Buku catatan merah muda lusi takkan pernah ketinggalan untuk satu bait unek - unek lusi . Lusi mengusap butir - butir air mata dipipinya dengan sekali usap . Dengan terburu - buru membuka res tas luntuk mengambil buku itu membuka tutup pena dengan cepat. Tapi melambat untuk membuka lembar - lembar buku hingga sampai pada lembar kosong, ia putuskan menulis sesuatu masih dengan tangis yang ia pendam untuk merasa kuat.

"Dear diary...

Bisakah kau membantuku untuk melangkah lebih kuat, meskipun dengan semangat terkecil yang tersisa. Akankah sia - sia beribu harapan yang kupunya, sadar harapanku tertuju pada orang yang salah . Tuhan setidaknya katakan siapa dan bagaimana tempatku sebenarnya..

Diary biru ini? akankah menjadi milik kenangan? . Suatu kesamaan yang tak pernah bisa terhapus . Apakah ia menyimpan buku merah mudahku dengan baik? seperti halnya aku yang merawatnya dengan baik . Bisakah ia menulis smallquote untukku meski untuk yang terakhir!

Beribu pertanyaan tanpa jawaban ..

Terus terlontar tanpa arah dan tujuan

Banyak hal yang tercipta dari sedikit pertemuan , yuhu.. lusi masih sama.
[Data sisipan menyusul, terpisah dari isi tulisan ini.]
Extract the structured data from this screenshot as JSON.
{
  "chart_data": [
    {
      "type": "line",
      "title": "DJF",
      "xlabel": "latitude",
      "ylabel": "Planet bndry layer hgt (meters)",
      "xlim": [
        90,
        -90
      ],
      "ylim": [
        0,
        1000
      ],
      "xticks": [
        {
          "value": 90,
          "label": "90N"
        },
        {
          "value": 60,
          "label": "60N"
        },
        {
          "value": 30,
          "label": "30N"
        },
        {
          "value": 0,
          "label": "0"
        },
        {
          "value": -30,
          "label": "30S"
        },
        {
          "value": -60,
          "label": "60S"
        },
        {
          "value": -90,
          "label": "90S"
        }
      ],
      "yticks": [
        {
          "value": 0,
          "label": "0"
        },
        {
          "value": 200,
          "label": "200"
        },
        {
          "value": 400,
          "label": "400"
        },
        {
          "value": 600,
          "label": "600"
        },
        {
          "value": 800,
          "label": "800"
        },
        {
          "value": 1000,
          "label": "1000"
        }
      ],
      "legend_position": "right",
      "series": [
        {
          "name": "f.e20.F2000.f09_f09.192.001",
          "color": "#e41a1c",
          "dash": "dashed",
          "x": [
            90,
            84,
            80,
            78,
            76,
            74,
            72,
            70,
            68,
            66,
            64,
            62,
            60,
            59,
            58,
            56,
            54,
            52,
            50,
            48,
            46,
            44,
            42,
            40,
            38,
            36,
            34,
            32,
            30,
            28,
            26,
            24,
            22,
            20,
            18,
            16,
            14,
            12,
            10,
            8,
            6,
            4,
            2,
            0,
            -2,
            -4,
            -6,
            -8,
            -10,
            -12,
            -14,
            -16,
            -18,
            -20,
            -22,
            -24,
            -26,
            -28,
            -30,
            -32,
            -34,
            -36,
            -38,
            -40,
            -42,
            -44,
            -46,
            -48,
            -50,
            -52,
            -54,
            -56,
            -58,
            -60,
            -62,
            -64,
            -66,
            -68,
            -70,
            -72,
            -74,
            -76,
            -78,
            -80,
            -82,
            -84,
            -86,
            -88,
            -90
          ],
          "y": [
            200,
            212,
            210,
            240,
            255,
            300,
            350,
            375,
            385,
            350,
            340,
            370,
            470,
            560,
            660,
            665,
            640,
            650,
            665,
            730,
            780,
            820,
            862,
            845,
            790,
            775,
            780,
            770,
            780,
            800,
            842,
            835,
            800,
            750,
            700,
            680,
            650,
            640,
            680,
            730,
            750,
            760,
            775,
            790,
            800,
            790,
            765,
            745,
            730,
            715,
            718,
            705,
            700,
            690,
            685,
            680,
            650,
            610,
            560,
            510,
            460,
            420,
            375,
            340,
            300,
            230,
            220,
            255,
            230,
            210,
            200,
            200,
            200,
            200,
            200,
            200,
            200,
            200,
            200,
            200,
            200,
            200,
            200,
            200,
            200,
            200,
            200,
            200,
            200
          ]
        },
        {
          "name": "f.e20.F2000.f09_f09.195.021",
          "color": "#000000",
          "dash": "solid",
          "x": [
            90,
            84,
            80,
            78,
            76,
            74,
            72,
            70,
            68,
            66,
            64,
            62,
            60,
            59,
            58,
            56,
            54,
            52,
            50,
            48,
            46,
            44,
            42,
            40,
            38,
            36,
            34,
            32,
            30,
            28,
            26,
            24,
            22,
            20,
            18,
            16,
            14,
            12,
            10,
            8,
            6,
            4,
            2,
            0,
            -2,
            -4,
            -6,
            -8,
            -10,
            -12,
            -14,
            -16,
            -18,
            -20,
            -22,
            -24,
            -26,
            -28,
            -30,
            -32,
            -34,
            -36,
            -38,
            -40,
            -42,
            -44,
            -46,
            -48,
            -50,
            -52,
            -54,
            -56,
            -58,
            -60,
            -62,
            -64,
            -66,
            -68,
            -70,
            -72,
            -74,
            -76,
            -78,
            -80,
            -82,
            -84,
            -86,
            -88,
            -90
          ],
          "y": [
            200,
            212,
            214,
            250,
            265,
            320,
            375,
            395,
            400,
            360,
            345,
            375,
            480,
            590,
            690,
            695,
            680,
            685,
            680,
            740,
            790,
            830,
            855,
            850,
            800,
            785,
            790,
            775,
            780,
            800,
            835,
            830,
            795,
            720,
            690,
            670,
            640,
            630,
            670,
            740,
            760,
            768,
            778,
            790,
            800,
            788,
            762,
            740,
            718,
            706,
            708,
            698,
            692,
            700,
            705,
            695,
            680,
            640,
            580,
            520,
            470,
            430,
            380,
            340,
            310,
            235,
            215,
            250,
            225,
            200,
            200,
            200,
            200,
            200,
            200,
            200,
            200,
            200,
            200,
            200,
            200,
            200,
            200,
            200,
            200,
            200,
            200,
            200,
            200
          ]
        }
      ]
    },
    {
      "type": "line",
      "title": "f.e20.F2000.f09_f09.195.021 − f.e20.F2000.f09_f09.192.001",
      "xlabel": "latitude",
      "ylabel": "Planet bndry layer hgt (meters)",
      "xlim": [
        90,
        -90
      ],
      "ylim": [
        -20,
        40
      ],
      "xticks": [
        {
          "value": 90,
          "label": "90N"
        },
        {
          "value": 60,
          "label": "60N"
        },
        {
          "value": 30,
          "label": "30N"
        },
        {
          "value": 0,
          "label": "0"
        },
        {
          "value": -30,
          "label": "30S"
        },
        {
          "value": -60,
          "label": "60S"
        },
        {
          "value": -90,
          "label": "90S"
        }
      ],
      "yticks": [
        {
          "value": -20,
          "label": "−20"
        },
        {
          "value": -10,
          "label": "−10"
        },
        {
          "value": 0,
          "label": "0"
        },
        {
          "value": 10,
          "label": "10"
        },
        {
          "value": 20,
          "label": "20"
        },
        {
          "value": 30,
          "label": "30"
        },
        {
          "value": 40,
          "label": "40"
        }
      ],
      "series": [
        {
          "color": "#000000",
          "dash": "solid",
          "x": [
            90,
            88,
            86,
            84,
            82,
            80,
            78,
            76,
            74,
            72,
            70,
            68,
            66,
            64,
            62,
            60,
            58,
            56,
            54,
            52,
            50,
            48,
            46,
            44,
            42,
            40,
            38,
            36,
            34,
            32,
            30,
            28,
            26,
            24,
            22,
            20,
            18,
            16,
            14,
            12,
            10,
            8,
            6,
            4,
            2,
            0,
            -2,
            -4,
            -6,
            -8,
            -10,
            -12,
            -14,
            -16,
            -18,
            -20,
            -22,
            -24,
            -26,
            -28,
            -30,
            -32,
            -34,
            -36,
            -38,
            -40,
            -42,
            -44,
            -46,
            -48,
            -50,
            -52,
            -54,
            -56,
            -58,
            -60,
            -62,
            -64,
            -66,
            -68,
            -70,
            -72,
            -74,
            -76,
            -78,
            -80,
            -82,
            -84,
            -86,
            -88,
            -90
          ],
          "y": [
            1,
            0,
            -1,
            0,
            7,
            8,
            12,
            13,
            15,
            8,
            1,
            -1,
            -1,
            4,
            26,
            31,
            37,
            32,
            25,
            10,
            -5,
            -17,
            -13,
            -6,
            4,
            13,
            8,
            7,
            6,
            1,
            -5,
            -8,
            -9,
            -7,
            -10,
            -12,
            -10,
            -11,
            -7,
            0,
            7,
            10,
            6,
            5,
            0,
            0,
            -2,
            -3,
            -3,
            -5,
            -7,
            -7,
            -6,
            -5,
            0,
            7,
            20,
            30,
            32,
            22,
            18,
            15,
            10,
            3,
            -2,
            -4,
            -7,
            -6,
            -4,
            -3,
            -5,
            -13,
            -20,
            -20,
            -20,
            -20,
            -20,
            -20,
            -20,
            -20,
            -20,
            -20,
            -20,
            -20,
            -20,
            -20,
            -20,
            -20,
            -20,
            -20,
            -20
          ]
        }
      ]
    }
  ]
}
Setidaknya sapa meski itu hanya satu kata khas persahabatan kita"yuhu"

Karena ada saatnya pemilik buku itu bertatap mata, dan saling berbagi duka layaknya teman yang mempunyai perasaan peduli masing - masing.

Lusi menulis sesuatu dilembar buku diary lalul ,

"Kukembalikan kenangan pada pemiliknya,..biar kita paham . Kenangan adalah saksi kebaikan , kebahagiaan dan canda tawa. Kalaupun kenangan itu kukembalikan tetaplah tersenyum khas seperti itu , karena sampai kapanpun aku adalah lusi yang sama ...."

Kuharap buku itu akan tertukar kembali dan membentuk kenangan baru. Kenangan yang lebih menggelikan dibanding peristiwa roti cokelat dan sepeda ontel bak motor balap.